Daniel Pearson edited this page May 13, 2018 · 1 revision

On completion, DiskSpd will provide a description of the test and a set of results. By default, this will be a human-readable text summary which can also be explicitly specified as -Rtext. An XML summary can be requested with -Rxml. The XML summary also contains a summary of the system configuration (processor topology, run start time, DiskSpd version) and the full configuration of the test in an XML format. The XML summary can then be used to convert command line parameters to their XML equivalents and subsequently passed to the -X parameter.

DiskSpd provides per-thread per-target statistics on data read and written by each thread in terms of total bytes, bandwidth and IOPs. In addition, any requested NT Kernel Logger events and a per-processor CPU utilization summary are also provided.

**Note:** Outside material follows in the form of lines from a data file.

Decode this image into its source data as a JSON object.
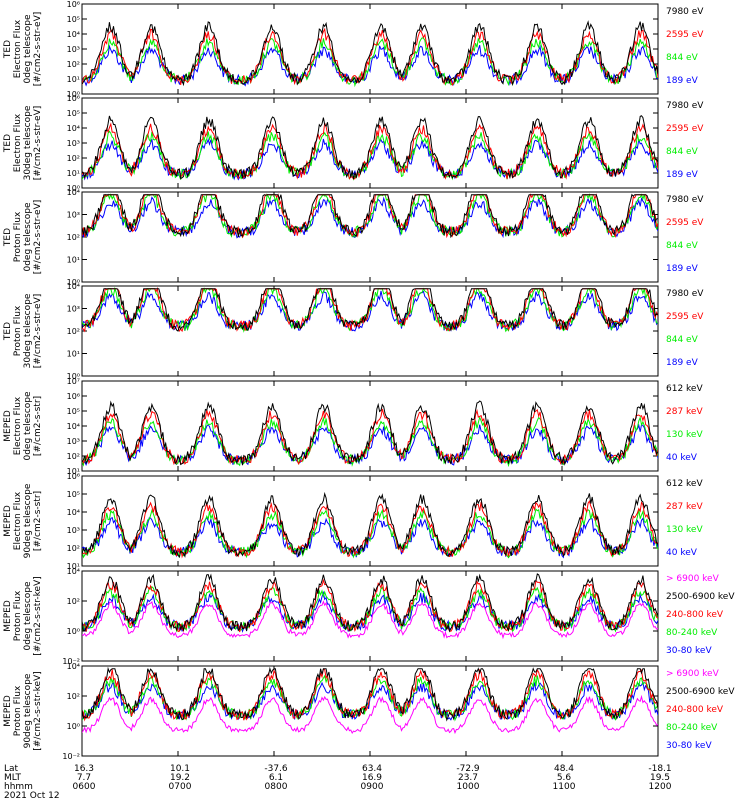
{
  "chart_data": {
    "type": "line",
    "title": "",
    "date_label": "2021 Oct 12",
    "colors": {
      "black": "#000000",
      "red": "#ff0000",
      "green": "#00ee00",
      "blue": "#0000ff",
      "magenta": "#ff00ff",
      "bg": "#ffffff"
    },
    "ephemeris": {
      "row_labels": [
        "Lat",
        "MLT",
        "hhmm"
      ],
      "columns": [
        {
          "lat": "16.3",
          "mlt": "7.7",
          "hhmm": "0600"
        },
        {
          "lat": "10.1",
          "mlt": "19.2",
          "hhmm": "0700"
        },
        {
          "lat": "-37.6",
          "mlt": "6.1",
          "hhmm": "0800"
        },
        {
          "lat": "63.4",
          "mlt": "16.9",
          "hhmm": "0900"
        },
        {
          "lat": "-72.9",
          "mlt": "23.7",
          "hhmm": "1000"
        },
        {
          "lat": "48.4",
          "mlt": "5.6",
          "hhmm": "1100"
        },
        {
          "lat": "-18.1",
          "mlt": "19.5",
          "hhmm": "1200"
        }
      ]
    },
    "panels": [
      {
        "ylabel": [
          "TED",
          "Electron Flux",
          "0deg telescope",
          "[#/cm2-s-str-eV]"
        ],
        "yticks": [
          "10⁶",
          "10⁵",
          "10⁴",
          "10³",
          "10²",
          "10¹",
          "10⁰"
        ],
        "ylog": [
          0,
          6
        ],
        "legend": [
          {
            "label": "7980 eV",
            "color": "black"
          },
          {
            "label": "2595 eV",
            "color": "red"
          },
          {
            "label": "844 eV",
            "color": "green"
          },
          {
            "label": "189 eV",
            "color": "blue"
          }
        ]
      },
      {
        "ylabel": [
          "TED",
          "Electron Flux",
          "30deg telescope",
          "[#/cm2-s-str-eV]"
        ],
        "yticks": [
          "10⁶",
          "10⁵",
          "10⁴",
          "10³",
          "10²",
          "10¹",
          "10⁰"
        ],
        "ylog": [
          0,
          6
        ],
        "legend": [
          {
            "label": "7980 eV",
            "color": "black"
          },
          {
            "label": "2595 eV",
            "color": "red"
          },
          {
            "label": "844 eV",
            "color": "green"
          },
          {
            "label": "189 eV",
            "color": "blue"
          }
        ]
      },
      {
        "ylabel": [
          "TED",
          "Proton Flux",
          "0deg telescope",
          "[#/cm2-s-str-eV]"
        ],
        "yticks": [
          "10⁴",
          "10³",
          "10²",
          "10¹",
          "10⁰"
        ],
        "ylog": [
          0,
          4
        ],
        "legend": [
          {
            "label": "7980 eV",
            "color": "black"
          },
          {
            "label": "2595 eV",
            "color": "red"
          },
          {
            "label": "844 eV",
            "color": "green"
          },
          {
            "label": "189 eV",
            "color": "blue"
          }
        ]
      },
      {
        "ylabel": [
          "TED",
          "Proton Flux",
          "30deg telescope",
          "[#/cm2-s-str-eV]"
        ],
        "yticks": [
          "10⁴",
          "10³",
          "10²",
          "10¹",
          "10⁰"
        ],
        "ylog": [
          0,
          4
        ],
        "legend": [
          {
            "label": "7980 eV",
            "color": "black"
          },
          {
            "label": "2595 eV",
            "color": "red"
          },
          {
            "label": "844 eV",
            "color": "green"
          },
          {
            "label": "189 eV",
            "color": "blue"
          }
        ]
      },
      {
        "ylabel": [
          "MEPED",
          "Electron Flux",
          "0deg telescope",
          "[#/cm2-s-str]"
        ],
        "yticks": [
          "10⁷",
          "10⁶",
          "10⁵",
          "10⁴",
          "10³",
          "10²",
          "10¹"
        ],
        "ylog": [
          1,
          7
        ],
        "legend": [
          {
            "label": "612 keV",
            "color": "black"
          },
          {
            "label": "287 keV",
            "color": "red"
          },
          {
            "label": "130 keV",
            "color": "green"
          },
          {
            "label": "40 keV",
            "color": "blue"
          }
        ]
      },
      {
        "ylabel": [
          "MEPED",
          "Electron Flux",
          "90deg telescope",
          "[#/cm2-s-str]"
        ],
        "yticks": [
          "10⁶",
          "10⁵",
          "10⁴",
          "10³",
          "10²",
          "10¹"
        ],
        "ylog": [
          1,
          6
        ],
        "legend": [
          {
            "label": "612 keV",
            "color": "black"
          },
          {
            "label": "287 keV",
            "color": "red"
          },
          {
            "label": "130 keV",
            "color": "green"
          },
          {
            "label": "40 keV",
            "color": "blue"
          }
        ]
      },
      {
        "ylabel": [
          "MEPED",
          "Proton Flux",
          "0deg telescope",
          "[#/cm2-s-str-keV]"
        ],
        "yticks": [
          "10⁴",
          "10²",
          "10⁰",
          "10⁻²"
        ],
        "ylog": [
          -3,
          5
        ],
        "legend": [
          {
            "label": "> 6900 keV",
            "color": "magenta"
          },
          {
            "label": "2500-6900 keV",
            "color": "black"
          },
          {
            "label": "240-800 keV",
            "color": "red"
          },
          {
            "label": "80-240 keV",
            "color": "green"
          },
          {
            "label": "30-80 keV",
            "color": "blue"
          }
        ]
      },
      {
        "ylabel": [
          "MEPED",
          "Proton Flux",
          "90deg telescope",
          "[#/cm2-s-str-keV]"
        ],
        "yticks": [
          "10⁴",
          "10²",
          "10⁰",
          "10⁻²"
        ],
        "ylog": [
          -3,
          5
        ],
        "legend": [
          {
            "label": "> 6900 keV",
            "color": "magenta"
          },
          {
            "label": "2500-6900 keV",
            "color": "black"
          },
          {
            "label": "240-800 keV",
            "color": "red"
          },
          {
            "label": "80-240 keV",
            "color": "green"
          },
          {
            "label": "30-80 keV",
            "color": "blue"
          }
        ]
      }
    ]
  }
}
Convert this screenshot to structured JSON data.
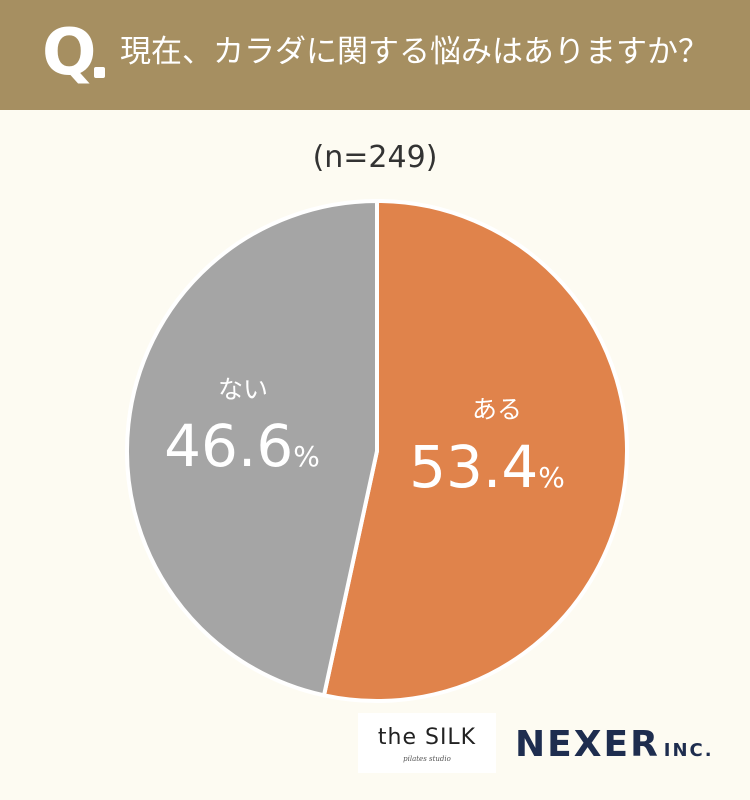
{
  "header": {
    "q_letter": "Q",
    "question": "現在、カラダに関する悩みはありますか？"
  },
  "sample_size": "(n=249)",
  "chart_data": {
    "type": "pie",
    "title": "現在、カラダに関する悩みはありますか？",
    "slices": [
      {
        "label": "ある",
        "value": 53.4,
        "value_text": "53.4",
        "unit": "%",
        "color": "#e0834b"
      },
      {
        "label": "ない",
        "value": 46.6,
        "value_text": "46.6",
        "unit": "%",
        "color": "#a5a5a5"
      }
    ],
    "start": "12 o'clock, clockwise"
  },
  "logos": {
    "silk": "the SILK",
    "silk_sub": "pilates studio",
    "nexer": "NEXER",
    "nexer_suffix": "INC."
  },
  "colors": {
    "header_bg": "#a68f61",
    "page_bg": "#fdfbf2",
    "label_text": "#ffffff",
    "nexer_navy": "#1e2d4f"
  }
}
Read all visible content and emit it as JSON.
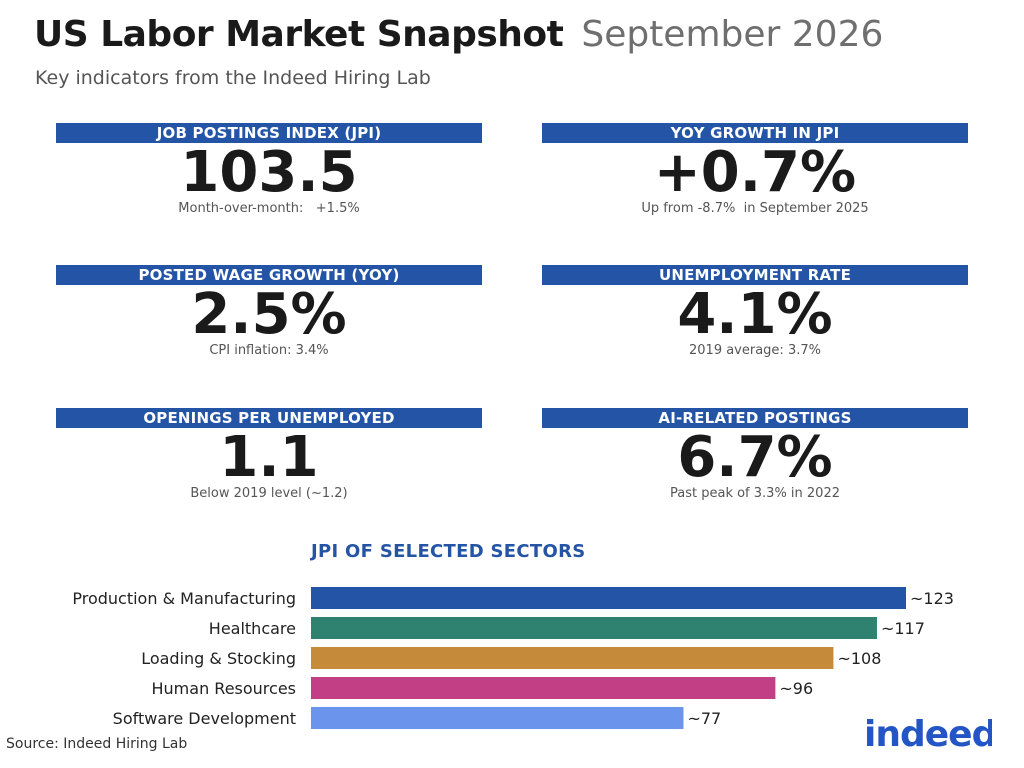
{
  "header": {
    "title": "US Labor Market Snapshot",
    "date": "September 2026",
    "subtitle": "Key indicators from the Indeed Hiring Lab"
  },
  "colors": {
    "accent": "#2354a6",
    "production": "#2354a6",
    "healthcare": "#2f8170",
    "loading": "#c58b3a",
    "hr": "#c23f86",
    "software": "#6b95ec"
  },
  "kpis": [
    {
      "label": "JOB POSTINGS INDEX (JPI)",
      "value": "103.5",
      "sub": "Month-over-month:   +1.5%"
    },
    {
      "label": "YOY GROWTH IN JPI",
      "value": "+0.7%",
      "sub": "Up from -8.7%  in September 2025"
    },
    {
      "label": "POSTED WAGE GROWTH (YOY)",
      "value": "2.5%",
      "sub": "CPI inflation: 3.4%"
    },
    {
      "label": "UNEMPLOYMENT RATE",
      "value": "4.1%",
      "sub": "2019 average: 3.7%"
    },
    {
      "label": "OPENINGS PER UNEMPLOYED",
      "value": "1.1",
      "sub": "Below 2019 level (~1.2)"
    },
    {
      "label": "AI-RELATED POSTINGS",
      "value": "6.7%",
      "sub": "Past peak of 3.3% in 2022"
    }
  ],
  "chart_data": {
    "type": "bar",
    "orientation": "horizontal",
    "title": "JPI OF SELECTED SECTORS",
    "categories": [
      "Production & Manufacturing",
      "Healthcare",
      "Loading & Stocking",
      "Human Resources",
      "Software Development"
    ],
    "values": [
      123,
      117,
      108,
      96,
      77
    ],
    "data_labels": [
      "~123",
      "~117",
      "~108",
      "~96",
      "~77"
    ],
    "colors": [
      "#2354a6",
      "#2f8170",
      "#c58b3a",
      "#c23f86",
      "#6b95ec"
    ],
    "xlim": [
      0,
      123
    ],
    "grid": false,
    "legend": "none"
  },
  "footer": {
    "source": "Source: Indeed Hiring Lab",
    "logo_text": "indeed",
    "logo_color": "#2356c4"
  }
}
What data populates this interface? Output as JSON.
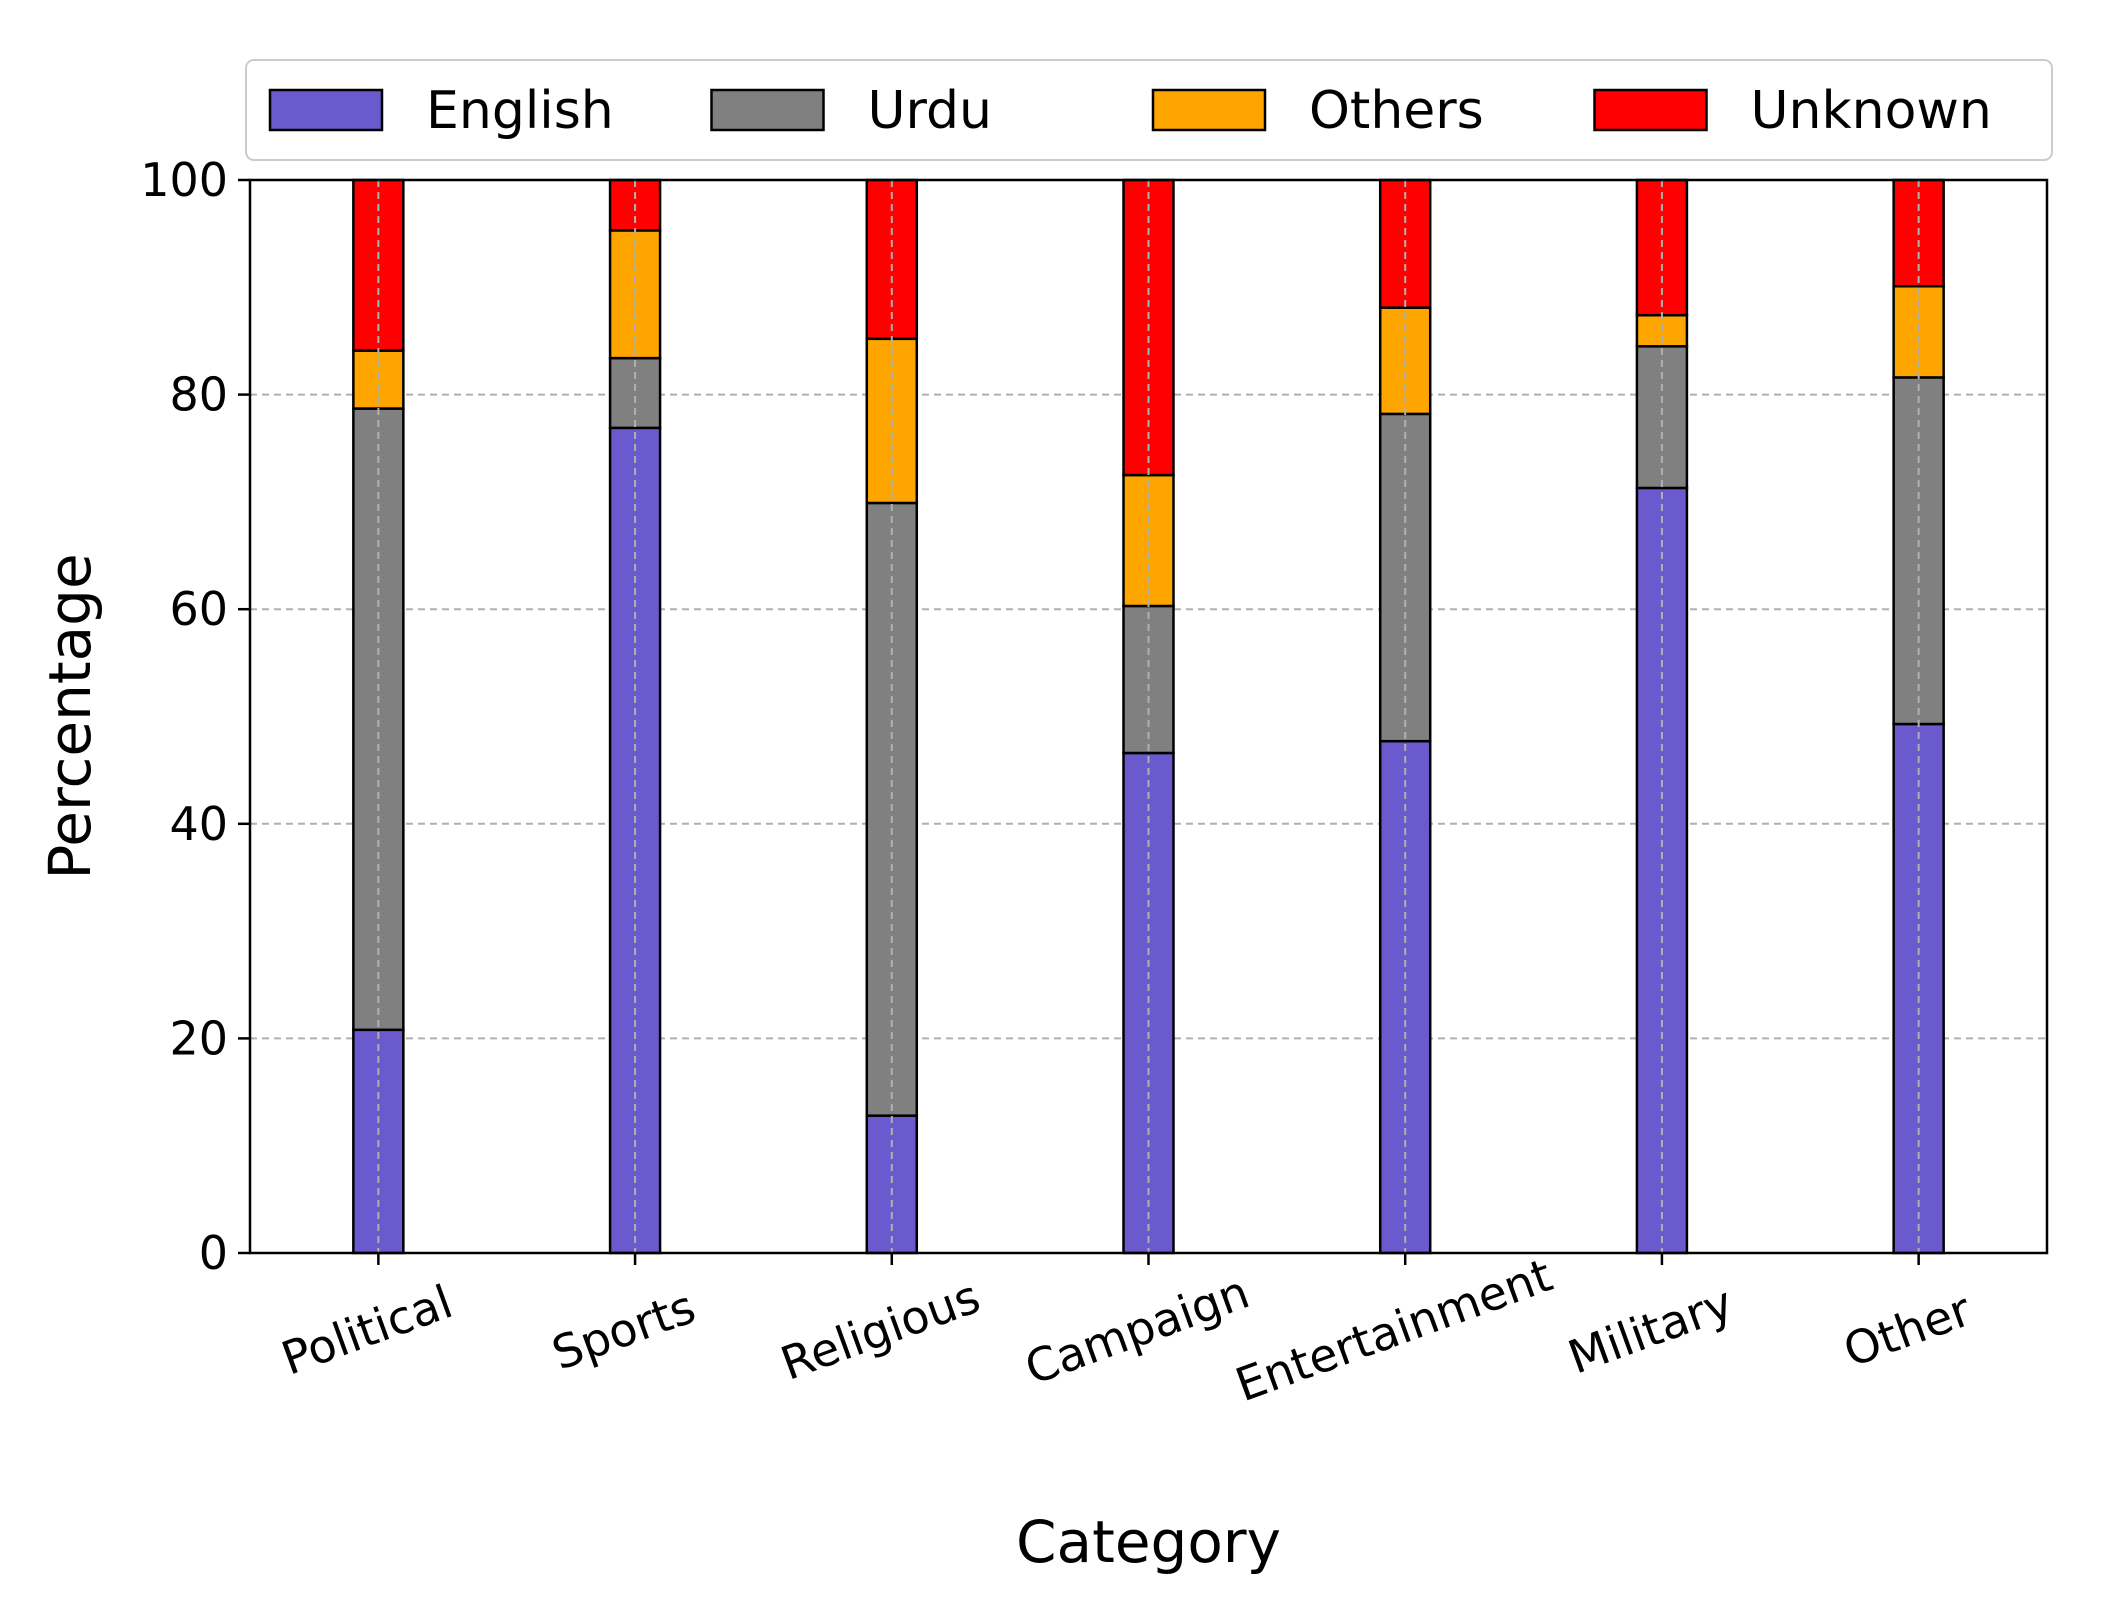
{
  "chart_data": {
    "type": "bar",
    "stacked": true,
    "title": "",
    "xlabel": "Category",
    "ylabel": "Percentage",
    "ylim": [
      0,
      100
    ],
    "yticks": [
      0,
      20,
      40,
      60,
      80,
      100
    ],
    "grid": true,
    "legend_position": "top",
    "categories": [
      "Political",
      "Sports",
      "Religious",
      "Campaign",
      "Entertainment",
      "Military",
      "Other"
    ],
    "series": [
      {
        "name": "English",
        "color": "#6a5acd",
        "values": [
          20.8,
          76.9,
          12.8,
          46.6,
          47.7,
          71.3,
          49.3
        ]
      },
      {
        "name": "Urdu",
        "color": "#808080",
        "values": [
          57.9,
          6.5,
          57.1,
          13.7,
          30.5,
          13.2,
          32.3
        ]
      },
      {
        "name": "Others",
        "color": "#ffa500",
        "values": [
          5.4,
          11.9,
          15.3,
          12.2,
          9.9,
          2.9,
          8.5
        ]
      },
      {
        "name": "Unknown",
        "color": "#ff0000",
        "values": [
          15.9,
          4.7,
          14.8,
          27.5,
          11.9,
          12.6,
          9.9
        ]
      }
    ]
  }
}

There are two more advanced sets of statistics which DiskSpd can optionally collect:

  • latency, specified with the -L parameter
  • IOPs statistics, specified with the -D parameter

Latency

Latency is gathered in per-thread per-target histograms at high precision. In text output, this results in per-thread per-target per-operation-type average latency along with a summary table of per percentile latencies as in the following example:

%-ile Read (ms) Write (ms) Total (ms)
min 0.086 0.199 0.086
25th 0.351 0.371 0.362
50th 5.214 0.978 1.128
75th 7.454 1.434 7.014
90th 8.412 7.671 8.092
95th 8.513 8.393 8.455
99th 17.406 9.024 16.098
3-nines 34.938 25.804 34.360
4-nines 38.058 35.514 38.058
5-nines 38.058 35.514 38.058
6-nines 38.058 35.514 38.058
7-nines 38.058 35.514 38.058
8-nines 38.058 35.514 38.058
max 38.058 35.514 38.058

NOTE: The 'nines' refer to the number of nines: 3-nines is the 99.9th percentile and so forth.

When designing tests to characterize the high percentiles it is important to consider the number of operations which each represent. The data which produced this sample consisted of 6049 I/Os of which a nearly equal number were reads (2994) and writes (3055). In the case of the 99.9th percentile for writes, only 3055 * (1 - 0.999) = ~3 write operations are between its 25.804ms and the maximum 35.514ms. As a result, the 99.99th (4-nines) percentile and onward are the same as the maximum since there is not enough data to differentiate them.

As a result, storage performance and test length need to be considered together in order to acquire enough data to accurately state the higher-nines percentiles.

Latency is gathered internally at a per-thread per-target and this full resolution is available in the XML output form (-Rxml).

Given the per-thread per-target resolution, the memory overhead of these histograms can become significant with higher thread and target counts. The interplay of -t and -F is important to consider. In the following examples, both describe 16 threads:

  • -t1 <target1> … <target16>
  • -F16 <target1> … <target16>

However, the second results in 16 times as many histograms being tracked. This memory overhead can in extreme circumstances affect results.

IOPs statistics

The higher-order IOPs statistics are based on capturing I/O counts per interval which by default is one second. A different interval can be specified in units of milliseconds: -D<milliseconds>

Similar to the way in which latency statistics are gathered, DiskSpd captures this data per-thread per-target. These carry relatively low cost and should not add substantial overhead except in cases of very long runtimes. In those cases, a proportionally longer sampling interval may be appropriate.

In text output, this adds the standard deviation of the IOPs per-thread per-target per-operation-type over the entire measured test. This provides some insight into how significant performance variation was interval-to-interval during the test. However, this statistic should be used with care since it cannot describe the outliers or their frequency.

When using XML output (-Rxml), the full per-thread per-target per-operation-type vectors are included in the results. In addition to allowing the standard deviation to be put in context, in many cases these may eliminate the need for external measurements of I/O rates in generating visualizations.